Le frelon asiatique, redoutable prédateur : "une seule colonie prélève 11 kilos d'insectes dans la nature"

Cette espèce invasive ne cesse de proliférer. Ces nids se comptent par milliers. Or, le frelon asiatique n'est pas seulement gourmand d'abeilles. Chaque année, il dévore des tonnes d'insectes. Ce n'est pas une bonne nouvelle pour la biodiversité.

Les spécialistes sont circonspects devant le phénomène : le frelon asiatique, qui est supposé préférer un climat doux et humide, semble adorer cet été chaud et sec. Dans le département de la Manche où la végétation meurt de soif, plus de 3000 nids ont déjà été détruits depuis le mois de mars, soit trois fois plus que l'année dernière. "Jamais de résultats aussi élevés n’ont été relevés à cette période, depuis l’arrivée du frelon asiatique dans le département de la Manche", explique le Conseil départemental.

Faut-il vraiment continuer à lutter face à cette espèce invasive que rien ne semble contenir ? Le combat a en effet un coût pour les collectivités qui, pour la plupart, financent la destruction des nids. Dans la Manche, la destruction des colonies ne coûte rien aux particuliers. La lutte contre le frelon est confiée à la FDGDON. le conseil départemental lui alloue 100 000 euros par an. Le département soutient aussi un programme de recherche "afin de réduire l'impact du frelon asiatique à défaut de pouvoir l'éradiquer".

Au départ, il s'agissait de venir en aide aux apiculteurs puisque les premiers signes de la présence de cet insecte invasif se sont fait sentir dans les ruches. En été, les ouvrières se mettent en quête d'une nourriture plus riche qu'elles trouvent aisément dans le thorax des abeilles. Les dégâts peuvent être considérables.

Le frelon asiatique est arrivé en France en 2004, probablement dans une cargaison de poteries chinoises. En quelques années, il s'est imposé dans toute la France. Les premiers spécimen ont été repérés dans la Manche en 2011. Une étude publiée l'année dernière par le Museum national d'histoire naturelle permet de mieux apprécier les dégâts commis par cette espèce invasive. "En se postant à l’entrée des nids avec un filet, les chercheurs ont intercepté 12 200 frelons et leur ont dérobé 2 151 proies". Le frelon asiatique ne dévore pas que les abeilles.

Des tonnes d'insectes engloutis

L'inventaire donne une idée plus précise du régime alimentaire de la bête. " Le Vespa velutina (c'est son petit nom scientifique) "chasse des abeilles domestiques (38.1 %), des mouches (29.9 %) et des guêpes sociales (19.7 %), ainsi qu’un large spectre d’autres arthropodes (au moins 159 espèces)". En ville, le frelon asiatique mange principalement des abeilles. À la campagne, il trouve davantage de guêpes.

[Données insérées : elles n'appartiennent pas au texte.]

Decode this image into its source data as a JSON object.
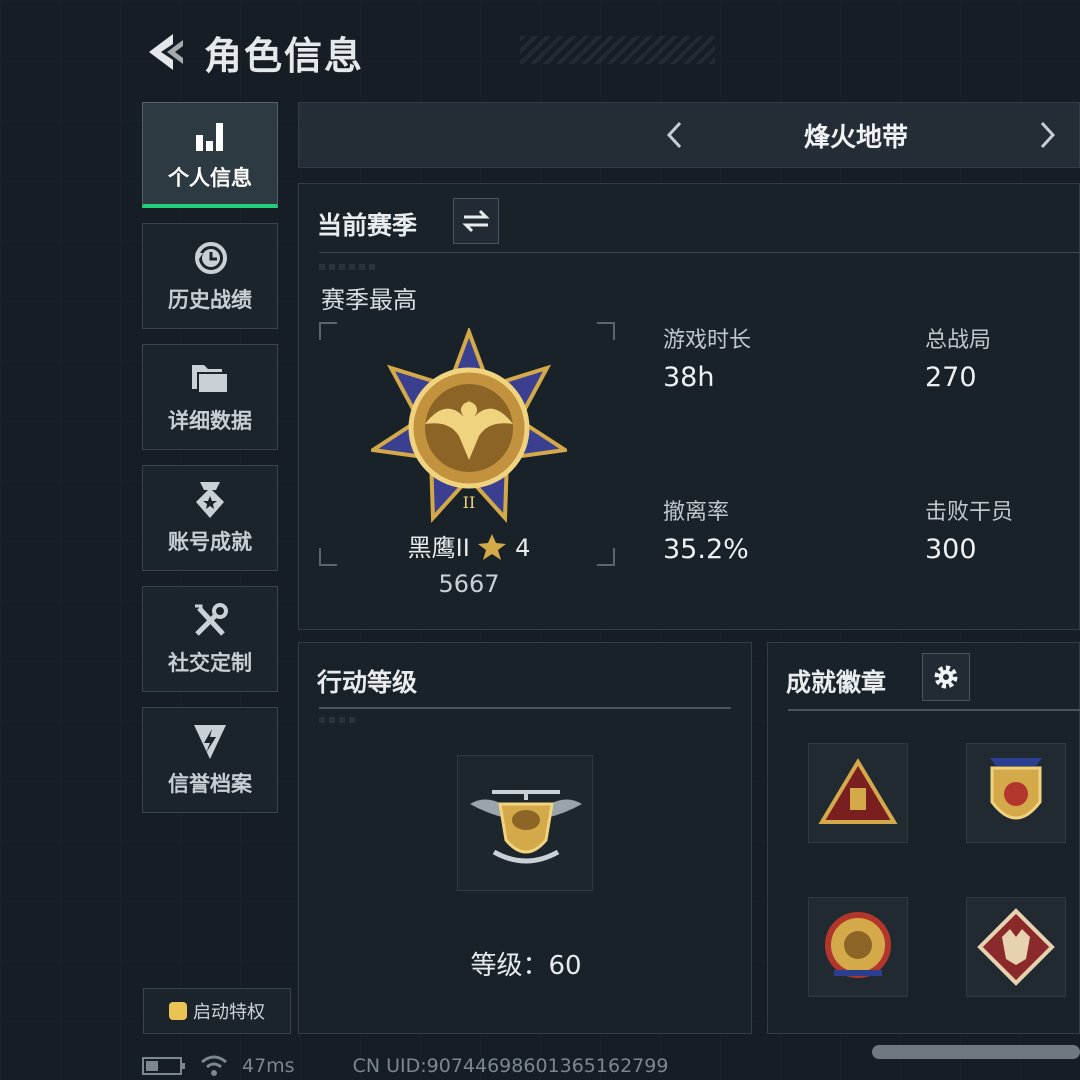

L'étude a aussi le mérite de donner une idée des quantité ingérées. "Le frelon asiatique capture des insectes pour nourrir ses larves. Il en confectionne une boulette riche en protéines. Aussi, en comparant le poids sec de ces boulettes à celui des larves du frelon asiatique, et en tenant compte de la dynamique de la colonie, les chercheurs ont estimé qu’une seule colonie de frelons asiatiques consomme en moyenne 11,32 kg d’insectes en une saison (de mars à octobre)" affirme le Museum national d'histoire naturelle.

"11 kilos d'insectes ! Et encore, c'est certainement sous estimé", explique Eric Darrouzet. Ce chercheur de l'université de Tours dirige l'institut de recherche sur la biologie de l'insecte (IRBI). Le département de la Manche lui a confié le soin de trouver comment lutter contre cet insecte. 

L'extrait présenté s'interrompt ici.